Chorando nossos mortos

JOÃO CARLOS RAMOS 

Chorando nossos mortos

Rubem Braga foi um correspondente de guerra durante os confrontos da Segunda Guerra Mundial na Itália. No livro ‘’Crônicas De Guerra da Itália’’, ele descreve os horrores que culminaram com incontáveis números de mortos e feridos. Saudade é apenas uma palavra, até que passamos a conviver com ela. Jamais poderíamos imaginar que, em pleno ano de 2021, as batalhas seriam em tempo de paz. Refiro-me aqui às batalhas travadas nos hospitais contra o inimigo invisível, a covid-19. A "indesejada das gentes" está invadindo todas as camadas sociais, deixando um rastro indescritível de morte, depressão e saudade. Em Divinópolis, muitos há que tiveram seus lares enlutados pela partida de algum ente querido. A noite chegou mais cedo e nós choramos. Choramos mais intensamente por não haver tempo para despedidas. Poetizo no alto da montanha onde ventos sussurrantes batem em minha face e uma chuva fina ameaça cair:

o ruído ensurdecedor das metralhadoras à procura de corpos inocentes que lutam por nada em nome da glória fugaz...

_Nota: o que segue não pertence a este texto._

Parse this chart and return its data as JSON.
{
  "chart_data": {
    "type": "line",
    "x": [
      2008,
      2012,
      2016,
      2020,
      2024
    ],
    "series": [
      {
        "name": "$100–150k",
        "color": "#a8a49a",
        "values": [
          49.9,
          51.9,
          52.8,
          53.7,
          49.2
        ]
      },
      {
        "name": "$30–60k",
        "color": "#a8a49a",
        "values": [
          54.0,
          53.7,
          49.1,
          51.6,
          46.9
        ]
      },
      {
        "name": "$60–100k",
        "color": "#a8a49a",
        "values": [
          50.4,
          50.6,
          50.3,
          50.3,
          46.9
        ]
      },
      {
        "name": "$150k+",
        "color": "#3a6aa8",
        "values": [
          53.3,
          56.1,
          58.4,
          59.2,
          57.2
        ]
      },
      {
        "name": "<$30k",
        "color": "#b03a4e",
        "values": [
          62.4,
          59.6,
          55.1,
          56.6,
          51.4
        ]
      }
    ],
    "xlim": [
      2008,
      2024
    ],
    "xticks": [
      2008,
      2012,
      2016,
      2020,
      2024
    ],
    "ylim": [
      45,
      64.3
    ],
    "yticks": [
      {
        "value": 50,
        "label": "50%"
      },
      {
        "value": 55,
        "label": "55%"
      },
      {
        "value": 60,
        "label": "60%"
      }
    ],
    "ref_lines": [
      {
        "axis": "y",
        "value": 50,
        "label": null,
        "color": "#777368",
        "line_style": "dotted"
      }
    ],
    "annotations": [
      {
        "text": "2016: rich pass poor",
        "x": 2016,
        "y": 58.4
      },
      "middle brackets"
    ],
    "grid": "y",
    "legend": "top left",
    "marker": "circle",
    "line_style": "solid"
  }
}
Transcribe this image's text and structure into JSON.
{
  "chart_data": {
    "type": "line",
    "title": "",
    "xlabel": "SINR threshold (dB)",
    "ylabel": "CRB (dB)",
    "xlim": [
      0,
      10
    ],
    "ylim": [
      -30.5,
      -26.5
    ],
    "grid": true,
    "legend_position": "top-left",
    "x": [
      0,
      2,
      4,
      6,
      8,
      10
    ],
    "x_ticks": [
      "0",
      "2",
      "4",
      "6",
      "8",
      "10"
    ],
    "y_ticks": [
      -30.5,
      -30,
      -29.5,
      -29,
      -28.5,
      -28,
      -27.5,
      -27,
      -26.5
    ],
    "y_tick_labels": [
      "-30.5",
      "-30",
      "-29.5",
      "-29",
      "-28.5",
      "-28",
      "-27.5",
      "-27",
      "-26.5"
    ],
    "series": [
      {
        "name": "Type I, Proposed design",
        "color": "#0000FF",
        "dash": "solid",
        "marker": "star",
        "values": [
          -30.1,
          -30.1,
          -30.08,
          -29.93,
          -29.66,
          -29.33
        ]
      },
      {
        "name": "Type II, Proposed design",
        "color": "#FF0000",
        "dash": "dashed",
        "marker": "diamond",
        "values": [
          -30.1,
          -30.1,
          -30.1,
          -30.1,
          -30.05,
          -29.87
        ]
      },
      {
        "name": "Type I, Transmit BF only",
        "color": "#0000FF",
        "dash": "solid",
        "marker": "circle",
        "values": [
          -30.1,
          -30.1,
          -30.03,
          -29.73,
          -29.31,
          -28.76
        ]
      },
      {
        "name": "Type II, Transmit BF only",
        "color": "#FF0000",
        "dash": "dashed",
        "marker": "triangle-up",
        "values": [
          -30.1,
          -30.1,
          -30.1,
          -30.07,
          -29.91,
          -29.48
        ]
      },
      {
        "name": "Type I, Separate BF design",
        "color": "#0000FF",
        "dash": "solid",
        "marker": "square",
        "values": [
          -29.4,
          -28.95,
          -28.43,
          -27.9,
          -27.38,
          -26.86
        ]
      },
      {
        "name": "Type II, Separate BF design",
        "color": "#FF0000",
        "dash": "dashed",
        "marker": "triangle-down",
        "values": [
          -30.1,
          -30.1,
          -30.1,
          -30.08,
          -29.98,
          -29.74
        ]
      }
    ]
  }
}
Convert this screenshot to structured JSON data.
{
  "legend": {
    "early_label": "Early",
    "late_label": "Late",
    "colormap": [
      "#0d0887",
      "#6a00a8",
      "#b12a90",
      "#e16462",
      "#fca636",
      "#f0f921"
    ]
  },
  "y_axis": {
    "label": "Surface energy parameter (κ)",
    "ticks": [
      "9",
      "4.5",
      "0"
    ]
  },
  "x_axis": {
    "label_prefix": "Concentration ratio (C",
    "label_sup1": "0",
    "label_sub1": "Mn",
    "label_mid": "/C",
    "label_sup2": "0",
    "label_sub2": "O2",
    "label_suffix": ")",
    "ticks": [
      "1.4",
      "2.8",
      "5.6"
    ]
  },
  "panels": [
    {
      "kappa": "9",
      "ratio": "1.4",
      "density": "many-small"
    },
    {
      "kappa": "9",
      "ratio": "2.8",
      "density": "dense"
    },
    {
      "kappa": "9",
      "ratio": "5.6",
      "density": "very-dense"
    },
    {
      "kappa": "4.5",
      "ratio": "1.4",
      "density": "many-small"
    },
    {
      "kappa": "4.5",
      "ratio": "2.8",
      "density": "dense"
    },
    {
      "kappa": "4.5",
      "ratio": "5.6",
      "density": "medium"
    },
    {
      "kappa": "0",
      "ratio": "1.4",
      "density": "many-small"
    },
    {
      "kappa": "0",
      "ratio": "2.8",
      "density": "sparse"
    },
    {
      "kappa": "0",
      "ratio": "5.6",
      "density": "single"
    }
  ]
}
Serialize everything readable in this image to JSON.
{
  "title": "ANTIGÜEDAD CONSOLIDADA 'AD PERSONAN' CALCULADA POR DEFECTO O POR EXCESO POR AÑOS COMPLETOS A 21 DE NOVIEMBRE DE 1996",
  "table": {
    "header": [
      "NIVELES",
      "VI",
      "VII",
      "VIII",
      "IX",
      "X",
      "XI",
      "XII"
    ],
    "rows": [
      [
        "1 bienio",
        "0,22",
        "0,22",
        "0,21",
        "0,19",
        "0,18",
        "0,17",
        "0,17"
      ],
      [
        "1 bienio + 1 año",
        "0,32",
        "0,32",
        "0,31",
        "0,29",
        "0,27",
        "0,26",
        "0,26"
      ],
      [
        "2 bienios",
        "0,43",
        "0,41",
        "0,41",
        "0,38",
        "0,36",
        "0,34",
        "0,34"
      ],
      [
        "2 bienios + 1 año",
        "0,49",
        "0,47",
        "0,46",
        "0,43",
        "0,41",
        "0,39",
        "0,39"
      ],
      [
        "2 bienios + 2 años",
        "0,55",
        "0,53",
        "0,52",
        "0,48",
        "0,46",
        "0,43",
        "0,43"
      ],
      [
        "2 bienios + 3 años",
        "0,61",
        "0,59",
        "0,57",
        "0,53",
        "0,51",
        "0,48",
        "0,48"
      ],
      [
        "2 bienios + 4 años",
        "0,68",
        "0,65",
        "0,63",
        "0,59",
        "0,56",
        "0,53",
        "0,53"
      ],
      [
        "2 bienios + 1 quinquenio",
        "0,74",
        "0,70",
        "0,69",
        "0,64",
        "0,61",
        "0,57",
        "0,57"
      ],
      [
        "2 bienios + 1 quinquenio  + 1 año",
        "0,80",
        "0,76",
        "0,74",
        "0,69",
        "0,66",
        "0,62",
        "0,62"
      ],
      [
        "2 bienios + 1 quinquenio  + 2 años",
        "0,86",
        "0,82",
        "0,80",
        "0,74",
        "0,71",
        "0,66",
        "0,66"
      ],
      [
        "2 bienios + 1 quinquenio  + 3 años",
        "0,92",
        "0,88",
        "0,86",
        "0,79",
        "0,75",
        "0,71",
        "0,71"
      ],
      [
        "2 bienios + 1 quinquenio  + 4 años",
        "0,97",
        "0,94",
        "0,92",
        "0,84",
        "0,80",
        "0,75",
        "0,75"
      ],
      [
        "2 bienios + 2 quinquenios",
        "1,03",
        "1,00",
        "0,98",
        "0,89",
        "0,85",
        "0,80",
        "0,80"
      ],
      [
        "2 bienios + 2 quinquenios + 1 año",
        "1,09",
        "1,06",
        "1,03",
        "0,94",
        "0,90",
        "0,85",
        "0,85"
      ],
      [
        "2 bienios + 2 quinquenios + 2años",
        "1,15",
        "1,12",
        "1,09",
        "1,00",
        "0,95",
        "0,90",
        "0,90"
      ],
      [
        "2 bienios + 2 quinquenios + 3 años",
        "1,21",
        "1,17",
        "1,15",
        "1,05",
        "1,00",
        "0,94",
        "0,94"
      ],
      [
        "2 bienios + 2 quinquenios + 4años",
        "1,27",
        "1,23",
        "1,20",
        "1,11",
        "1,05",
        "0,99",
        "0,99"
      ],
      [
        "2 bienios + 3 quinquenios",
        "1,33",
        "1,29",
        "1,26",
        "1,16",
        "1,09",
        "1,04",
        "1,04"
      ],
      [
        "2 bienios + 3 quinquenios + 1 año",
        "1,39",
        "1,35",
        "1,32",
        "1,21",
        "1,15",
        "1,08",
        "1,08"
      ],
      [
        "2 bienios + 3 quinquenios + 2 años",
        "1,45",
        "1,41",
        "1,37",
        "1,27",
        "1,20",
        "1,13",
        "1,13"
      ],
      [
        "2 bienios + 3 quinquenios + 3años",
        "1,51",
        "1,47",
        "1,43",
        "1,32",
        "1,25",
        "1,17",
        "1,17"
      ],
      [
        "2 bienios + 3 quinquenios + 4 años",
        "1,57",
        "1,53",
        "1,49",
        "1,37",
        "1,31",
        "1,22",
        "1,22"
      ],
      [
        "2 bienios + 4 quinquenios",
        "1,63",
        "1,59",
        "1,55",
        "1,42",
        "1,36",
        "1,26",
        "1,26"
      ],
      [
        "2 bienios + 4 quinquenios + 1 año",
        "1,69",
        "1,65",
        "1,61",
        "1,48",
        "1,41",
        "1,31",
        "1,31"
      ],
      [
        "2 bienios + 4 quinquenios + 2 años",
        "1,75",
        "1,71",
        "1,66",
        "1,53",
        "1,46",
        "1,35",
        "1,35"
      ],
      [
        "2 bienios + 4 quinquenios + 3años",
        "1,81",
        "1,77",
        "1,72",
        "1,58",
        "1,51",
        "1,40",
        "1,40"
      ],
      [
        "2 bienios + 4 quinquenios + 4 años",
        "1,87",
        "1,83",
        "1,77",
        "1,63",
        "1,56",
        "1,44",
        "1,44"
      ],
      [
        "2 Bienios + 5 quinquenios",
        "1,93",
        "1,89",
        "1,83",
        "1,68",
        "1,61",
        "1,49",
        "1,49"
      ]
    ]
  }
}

Baionetas sedentas de sangue em mãos cansadas de ódio.

A noite não tem fim.

Bombas explodem em lugares diversos e inclusive no chão onde deveria haver a esperança.

A lama se confunde com corpos agonizantes e outros cujas vidas voaram para a história.

Assim também podemos ver no CTI (quando alguém consegue chegar lá...) homens, mulheres, crianças e jovens com um mar de sonhos pela frente.

As tais, como os enforcados, estão entubadas à procura de ar para sobreviver. 

Praticamente mortos, entregues nas mãos de médicos e profissionais de enfermagem, também trêmulos, sabendo que a morte ronda a todo momento.

Em suas casas, pessoas tristes e desesperadas contemplam amigos e entes queridos em suas últimas horas de vida, sem esperança, sabendo que o pior que pode acontecer a qualquer momento.

Enquanto choro e relembro de Dante em sua Divina Comédia.

Males maiores podem estar aguardando o agonizante do outro lado da existência terrestre.

Relembro Milton, em sua monumental obra ‘’Paraíso Perdido’’, em que descreve a queda do anjo de luz após rejeitar o lar perfeito e ser imergido em densas trevas, e ainda ser aprisionado em caldeirões ferventes.

Relembro de pessoas que rejeitaram os miseráveis e desafiaram o Criador.

Meu coração dói por não poder ajudar no parto espontâneo do homem interior. 

Por tudo isso, choro e convido a todos para uma procissão mental, com a finalidade de meditarmos na brevidade da vida. Choremos por todos os vitimados pela covid-19, e principalmente pelos mortos de nossa terra, Divinópolis.